Even the British Columbia Civil Liberties Association has taken a position contrary to that expressed by Clayton. The BCCLA references the same Supreme Court decisions, with nothing taken out of context.
Every university in Canada has admission standards. Explore a university website and you will find a code of behaviour for students. In a high profile case, the University of Calgary is in court for actions it took to discipline students for non-academic behaviour that violated the U of C’s code.

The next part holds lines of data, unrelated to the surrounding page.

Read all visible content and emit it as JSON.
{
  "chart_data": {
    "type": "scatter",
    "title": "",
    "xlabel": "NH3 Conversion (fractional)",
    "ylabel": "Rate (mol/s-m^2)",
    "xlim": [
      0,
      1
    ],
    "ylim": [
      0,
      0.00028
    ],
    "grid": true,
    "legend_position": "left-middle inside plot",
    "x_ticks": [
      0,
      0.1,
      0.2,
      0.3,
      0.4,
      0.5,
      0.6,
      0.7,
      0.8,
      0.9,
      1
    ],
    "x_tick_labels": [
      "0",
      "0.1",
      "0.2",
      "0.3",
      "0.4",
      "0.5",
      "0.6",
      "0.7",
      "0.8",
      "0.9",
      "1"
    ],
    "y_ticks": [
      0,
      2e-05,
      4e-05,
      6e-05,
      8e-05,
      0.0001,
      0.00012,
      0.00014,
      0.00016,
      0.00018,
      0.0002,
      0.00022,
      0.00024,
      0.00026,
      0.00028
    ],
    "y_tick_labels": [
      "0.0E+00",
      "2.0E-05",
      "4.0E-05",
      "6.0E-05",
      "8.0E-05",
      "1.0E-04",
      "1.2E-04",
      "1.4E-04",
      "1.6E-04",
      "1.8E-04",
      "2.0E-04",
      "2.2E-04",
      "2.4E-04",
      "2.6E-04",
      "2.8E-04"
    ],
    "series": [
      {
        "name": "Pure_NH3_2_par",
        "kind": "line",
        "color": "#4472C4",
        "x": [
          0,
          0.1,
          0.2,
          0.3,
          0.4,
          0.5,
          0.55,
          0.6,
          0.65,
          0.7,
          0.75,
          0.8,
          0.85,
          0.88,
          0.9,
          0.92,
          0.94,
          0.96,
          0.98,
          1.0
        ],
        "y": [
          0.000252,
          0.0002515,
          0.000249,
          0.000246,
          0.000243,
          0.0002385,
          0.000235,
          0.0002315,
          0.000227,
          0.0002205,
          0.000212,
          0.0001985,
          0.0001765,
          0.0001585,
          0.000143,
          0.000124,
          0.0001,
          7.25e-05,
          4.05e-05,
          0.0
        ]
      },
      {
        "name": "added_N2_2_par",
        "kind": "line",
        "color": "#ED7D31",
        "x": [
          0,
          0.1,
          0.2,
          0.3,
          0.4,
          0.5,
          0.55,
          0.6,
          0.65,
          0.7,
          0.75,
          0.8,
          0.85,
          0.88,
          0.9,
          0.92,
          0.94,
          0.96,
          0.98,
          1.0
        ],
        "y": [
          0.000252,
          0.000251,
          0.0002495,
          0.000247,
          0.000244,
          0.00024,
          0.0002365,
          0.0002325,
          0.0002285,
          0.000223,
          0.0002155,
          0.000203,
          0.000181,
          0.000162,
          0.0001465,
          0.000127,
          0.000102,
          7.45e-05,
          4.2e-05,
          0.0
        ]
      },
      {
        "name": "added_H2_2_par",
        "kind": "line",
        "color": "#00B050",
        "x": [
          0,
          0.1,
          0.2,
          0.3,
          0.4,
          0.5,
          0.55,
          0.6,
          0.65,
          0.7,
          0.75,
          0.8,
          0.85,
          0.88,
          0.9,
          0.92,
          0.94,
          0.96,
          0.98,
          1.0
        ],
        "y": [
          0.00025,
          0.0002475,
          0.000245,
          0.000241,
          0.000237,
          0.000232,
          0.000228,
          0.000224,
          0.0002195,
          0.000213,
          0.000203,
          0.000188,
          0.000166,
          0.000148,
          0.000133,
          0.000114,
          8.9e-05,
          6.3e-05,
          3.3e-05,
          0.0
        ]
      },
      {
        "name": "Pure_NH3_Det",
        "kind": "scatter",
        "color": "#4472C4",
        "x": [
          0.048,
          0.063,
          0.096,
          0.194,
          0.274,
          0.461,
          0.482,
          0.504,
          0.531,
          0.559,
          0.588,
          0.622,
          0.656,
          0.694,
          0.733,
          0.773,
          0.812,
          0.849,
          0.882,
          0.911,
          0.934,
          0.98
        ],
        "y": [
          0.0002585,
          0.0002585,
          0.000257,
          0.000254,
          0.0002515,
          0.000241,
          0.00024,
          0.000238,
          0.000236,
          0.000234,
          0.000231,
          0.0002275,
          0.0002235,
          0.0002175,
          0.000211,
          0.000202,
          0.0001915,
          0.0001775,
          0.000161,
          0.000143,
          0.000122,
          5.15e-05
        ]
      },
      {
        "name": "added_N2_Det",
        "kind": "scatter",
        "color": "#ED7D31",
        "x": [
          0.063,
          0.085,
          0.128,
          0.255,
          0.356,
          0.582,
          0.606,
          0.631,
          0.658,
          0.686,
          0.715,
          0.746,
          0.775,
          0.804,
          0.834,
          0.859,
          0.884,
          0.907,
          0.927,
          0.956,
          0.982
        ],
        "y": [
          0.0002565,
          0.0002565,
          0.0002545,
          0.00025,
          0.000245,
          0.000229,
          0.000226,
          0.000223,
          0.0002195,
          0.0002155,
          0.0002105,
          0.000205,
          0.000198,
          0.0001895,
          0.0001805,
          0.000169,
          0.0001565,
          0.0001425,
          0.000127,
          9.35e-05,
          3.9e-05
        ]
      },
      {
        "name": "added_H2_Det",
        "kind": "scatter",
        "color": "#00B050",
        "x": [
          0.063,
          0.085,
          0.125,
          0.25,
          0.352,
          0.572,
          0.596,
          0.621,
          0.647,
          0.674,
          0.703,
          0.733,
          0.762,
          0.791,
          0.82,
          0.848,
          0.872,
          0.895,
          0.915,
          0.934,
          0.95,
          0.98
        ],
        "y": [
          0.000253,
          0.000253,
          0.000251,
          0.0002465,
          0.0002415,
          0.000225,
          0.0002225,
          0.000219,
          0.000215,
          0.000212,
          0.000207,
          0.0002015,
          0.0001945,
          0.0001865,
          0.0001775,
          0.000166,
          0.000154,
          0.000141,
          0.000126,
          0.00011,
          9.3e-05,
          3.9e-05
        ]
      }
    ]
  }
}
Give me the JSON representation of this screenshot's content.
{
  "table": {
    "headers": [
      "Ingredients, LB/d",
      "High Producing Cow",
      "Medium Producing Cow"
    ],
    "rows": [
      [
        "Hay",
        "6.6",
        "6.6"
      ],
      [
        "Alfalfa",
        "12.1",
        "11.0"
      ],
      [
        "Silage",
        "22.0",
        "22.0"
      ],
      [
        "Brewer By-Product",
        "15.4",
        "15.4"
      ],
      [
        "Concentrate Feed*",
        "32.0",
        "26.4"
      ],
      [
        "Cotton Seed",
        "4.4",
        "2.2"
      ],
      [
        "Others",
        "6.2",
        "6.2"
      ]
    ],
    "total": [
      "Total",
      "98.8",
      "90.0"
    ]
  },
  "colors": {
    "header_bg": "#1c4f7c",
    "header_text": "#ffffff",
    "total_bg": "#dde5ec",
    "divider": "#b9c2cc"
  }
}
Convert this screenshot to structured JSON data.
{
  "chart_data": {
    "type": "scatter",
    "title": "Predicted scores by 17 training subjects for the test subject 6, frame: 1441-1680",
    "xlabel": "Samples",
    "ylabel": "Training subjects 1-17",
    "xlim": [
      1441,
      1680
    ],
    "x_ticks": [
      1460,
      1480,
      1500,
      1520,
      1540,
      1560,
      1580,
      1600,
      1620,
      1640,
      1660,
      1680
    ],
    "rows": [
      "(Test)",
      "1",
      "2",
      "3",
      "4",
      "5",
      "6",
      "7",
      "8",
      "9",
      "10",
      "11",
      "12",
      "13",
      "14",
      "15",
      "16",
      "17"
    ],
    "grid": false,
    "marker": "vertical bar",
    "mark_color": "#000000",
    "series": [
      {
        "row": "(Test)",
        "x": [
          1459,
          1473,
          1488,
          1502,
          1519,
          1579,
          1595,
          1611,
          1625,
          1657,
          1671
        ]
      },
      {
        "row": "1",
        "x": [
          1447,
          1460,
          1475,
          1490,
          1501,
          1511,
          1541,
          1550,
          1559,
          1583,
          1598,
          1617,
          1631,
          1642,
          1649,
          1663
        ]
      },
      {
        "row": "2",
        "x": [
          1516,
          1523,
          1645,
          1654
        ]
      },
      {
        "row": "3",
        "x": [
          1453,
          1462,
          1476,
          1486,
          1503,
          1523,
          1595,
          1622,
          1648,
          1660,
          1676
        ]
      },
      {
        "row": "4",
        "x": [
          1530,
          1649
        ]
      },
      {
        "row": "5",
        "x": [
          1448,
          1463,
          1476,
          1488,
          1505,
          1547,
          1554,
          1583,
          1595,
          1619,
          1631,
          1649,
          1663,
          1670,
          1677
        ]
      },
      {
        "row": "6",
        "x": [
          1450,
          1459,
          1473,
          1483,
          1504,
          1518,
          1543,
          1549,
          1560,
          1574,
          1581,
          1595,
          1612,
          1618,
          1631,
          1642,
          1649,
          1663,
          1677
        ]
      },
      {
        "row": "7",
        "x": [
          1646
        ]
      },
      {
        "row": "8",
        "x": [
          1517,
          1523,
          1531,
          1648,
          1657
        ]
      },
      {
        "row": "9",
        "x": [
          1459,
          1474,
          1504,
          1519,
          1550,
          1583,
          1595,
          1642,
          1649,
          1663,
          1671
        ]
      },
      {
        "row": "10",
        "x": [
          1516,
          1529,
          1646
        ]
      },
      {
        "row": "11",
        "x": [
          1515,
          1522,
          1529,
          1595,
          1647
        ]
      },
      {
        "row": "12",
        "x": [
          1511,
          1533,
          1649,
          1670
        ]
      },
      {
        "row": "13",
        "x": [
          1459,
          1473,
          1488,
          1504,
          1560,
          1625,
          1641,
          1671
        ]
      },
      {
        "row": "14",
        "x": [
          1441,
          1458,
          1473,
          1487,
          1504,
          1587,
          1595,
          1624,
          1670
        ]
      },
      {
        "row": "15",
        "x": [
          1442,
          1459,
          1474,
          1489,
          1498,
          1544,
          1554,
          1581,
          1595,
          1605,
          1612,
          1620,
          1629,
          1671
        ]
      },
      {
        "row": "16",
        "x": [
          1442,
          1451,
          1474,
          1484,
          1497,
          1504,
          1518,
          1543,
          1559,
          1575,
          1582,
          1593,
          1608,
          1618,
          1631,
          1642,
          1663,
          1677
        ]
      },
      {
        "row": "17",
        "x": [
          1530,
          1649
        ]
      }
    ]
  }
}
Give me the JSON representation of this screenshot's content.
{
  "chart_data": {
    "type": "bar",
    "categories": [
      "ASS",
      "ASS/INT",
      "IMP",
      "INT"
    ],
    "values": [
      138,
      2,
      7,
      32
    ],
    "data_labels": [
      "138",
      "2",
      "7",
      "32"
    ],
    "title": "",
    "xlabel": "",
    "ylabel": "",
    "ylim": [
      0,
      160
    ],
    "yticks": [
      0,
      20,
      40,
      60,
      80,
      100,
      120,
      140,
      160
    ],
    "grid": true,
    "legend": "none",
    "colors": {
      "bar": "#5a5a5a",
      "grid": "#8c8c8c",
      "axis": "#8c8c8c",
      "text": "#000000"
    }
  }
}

TWU’s code includes in its five pages reference to an expected standard for staff and students that they refrain from sexual activity outside of TWU’s religious community’s accepted definition of marriage. No student has been expelled for violation. TWU also prohibits smoking, alcohol consumption and other activities on campus. And it asks students to commit to “treat people and ideas with charity and respect” and “cultivate Christian virtues, such as love, joy, peace, patience, kindness, goodness, faithfulness, gentleness, self-control, compassion, humility, forgiveness, peacemaking, mercy and justice.” Read it. It’s on their website.
Where the Supreme Court got it wrong in 2001 was in reckoning, “… we conclude that a homosexual student would not be tempted to apply for admission…” Not only have gay students attended and graduated from TWU, so have students from other faith communities. They too have publicly endorsed TWU’s application to establish a law school. Why? They found TWU a supportive environment with high academic standards. In the end, isn’t academic standard the basis on which any university is to be assessed?
And religion? If the reasoning in my above words seems logical to you, you should know that I believe in the Creator God who made me, His Son who died on a blood stained cross and left behind an empty tomb, and His Holy Spirit who sustains me and informs my thinking. My thinking isn’t crippled by my religious beliefs, it is established in them; as is the thinking of three quarters of Canadians according to Statistics Canada.
I do not belittle anyone who chooses to believe in a universe or human life created by accident (or a series of accidents) or reason based solely on their personal belief in human intelligence. After all, the freedom to believe in God or to believe only in oneself is a cornerstone of the Canadian democracy, recognized and enshrined in our Constitution.